Un énième tremblement de terre qui a endeuillé ce pays pauvre, en proie à des régimes politiques gangrenés, instables, dictatoriaux souvent, corrompus toujours, violents, criminels, sanguinaires, sur une île où se multiplient les catastrophes naturelles contre lesquelles, pour toutes les raisons évoquées précédemment, la population est démunie.
Aucun système de gestion des risques comme il y en a dans des pays comme le Japon ( c'est l'exemple le plus parlant ).
Au sortir du séisme du 12 janvier 2010, le bilan fait état de plus de 220 000 morts, 300 000 blessés et 1,5 million de sans-abri.
Makenzy Orcel à travers ce qui est une ode aux anonymes, aux petits, aux oubliés, rend hommage aux putains pour les immortaliser, elles et leurs "semblables"...
Au bordel, une putain propose à un écrivain des passes "gratuites" :
- "Elle s'est dirigée vers la fenêtre pour regarder, non sans amertume, l'immense vallée de béton et de poussière blanche dehors. L'irréparable. L'inénarrable. le désespoir qui coule dans les yeux des gens. La ville-décombres, déchiquetée, saturée de morts connus, inconnus, synthétisés, dessinant toutes sortes de figures géométriques..."
Son marché est le suivant :
- "Je parle, tu écris. Tu transcris."
Il accepte.
- "Je devais juste d'abord écrire et ensuite la sauter. Ça me plaisait bien cette idée...Éditer à compte de sexe."
La prostituée va lui conter l'histoire de sa rencontre avec Shakira, une belle gamine fugueuse de douze ans, qu'elle va prendre sous son aile, héberger, à qui elle va apprendre le métier et dont elle va s'éprendre à la manière de la mère qu'elle fut.
Shakira qui a fui un père et mari violent, une mère bigote, lâche, vendeuse de bibles, qu'elle déteste, va devenir la coqueluche de la Grand-Rue.
Il faut dire que outre sa beauté, Shakira n'est pas une putain ordinaire.
C'est une jeune fille libre, rêveuse, passionnée par les livres et la lecture... elle voue un véritable culte au grand écrivain haïtien Jacques Stépen Alexis qui, en dehors d'avoir été pressenti pour le Goncourt, est connu pour son opposition sans failles au régime de "Papa Doc".
Exilé, il tentera un débarquement clandestin sur son île, tentative qui lui vaudra d'être torturé, exécuté... sa dépouille "inhumée" sans laisser de trace.

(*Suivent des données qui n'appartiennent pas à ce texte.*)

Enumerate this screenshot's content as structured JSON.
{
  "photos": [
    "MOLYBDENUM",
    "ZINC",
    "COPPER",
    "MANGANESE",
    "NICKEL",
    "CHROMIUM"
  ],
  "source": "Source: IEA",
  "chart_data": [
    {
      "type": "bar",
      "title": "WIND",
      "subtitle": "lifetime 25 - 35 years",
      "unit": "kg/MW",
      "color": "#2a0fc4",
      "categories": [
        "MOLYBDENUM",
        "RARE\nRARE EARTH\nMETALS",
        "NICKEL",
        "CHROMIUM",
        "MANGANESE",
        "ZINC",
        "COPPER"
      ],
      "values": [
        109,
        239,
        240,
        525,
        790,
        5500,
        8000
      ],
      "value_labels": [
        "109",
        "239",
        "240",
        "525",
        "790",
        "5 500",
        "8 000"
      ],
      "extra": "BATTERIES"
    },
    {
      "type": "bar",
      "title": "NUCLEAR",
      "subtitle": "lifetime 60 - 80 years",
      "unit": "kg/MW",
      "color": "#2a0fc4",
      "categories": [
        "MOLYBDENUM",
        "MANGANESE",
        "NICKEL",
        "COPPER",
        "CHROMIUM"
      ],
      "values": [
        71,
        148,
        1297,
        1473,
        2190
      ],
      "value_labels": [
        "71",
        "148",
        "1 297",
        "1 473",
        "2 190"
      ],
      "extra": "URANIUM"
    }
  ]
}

Shakira, c'est aussi celle qui va s'éprendre d'un professeur de lettres de trente-six ans son aîné, avec lequel elle a des discussions sur la littérature et autres sujets déroutants pour ses coreligionnaires.
Shakira a un vrai don de voyance... troublant pour lesdites coreligionnaires...
Une dispute va opposer Shakira à sa "mère d'adoption", dispute à la suite de laquelle la jeune fille va disparaître un an sans donner de nouvelles... au grand dam de sa protectrice.
De retour après cette année mystérieuse, la terre va s'ouvrir sous ses pieds et le béton d'un building l'ensevelir douze jours.
Douze jours sans secours, sans eau et sans nourriture.
Douze, un chiffre récurrent dans cette histoire ( je vous laisse découvrir ).
Avant de mourir, elle va confier à la "narratrice" qu'elle a un enfant... quelque part.
Ce va être désormais la raison de vivre de la porte-voix de ces prostituées de Port-au-Prince, désormais immortalisées par l'écrivain... comme les légendaires Fedna-la-pipeuse ou Geralda Grand-Devant.
Un livre à trois voix.
Un livre qui, s'il ne nous apprend pas grand-chose que ne nous aient déjà appris des Lyonel Trouillot, des Denis Laferrière, des Émile Ollivier, des René Philoctère et autres... nous offre des bribes habitées d'un authentique souffle poétique.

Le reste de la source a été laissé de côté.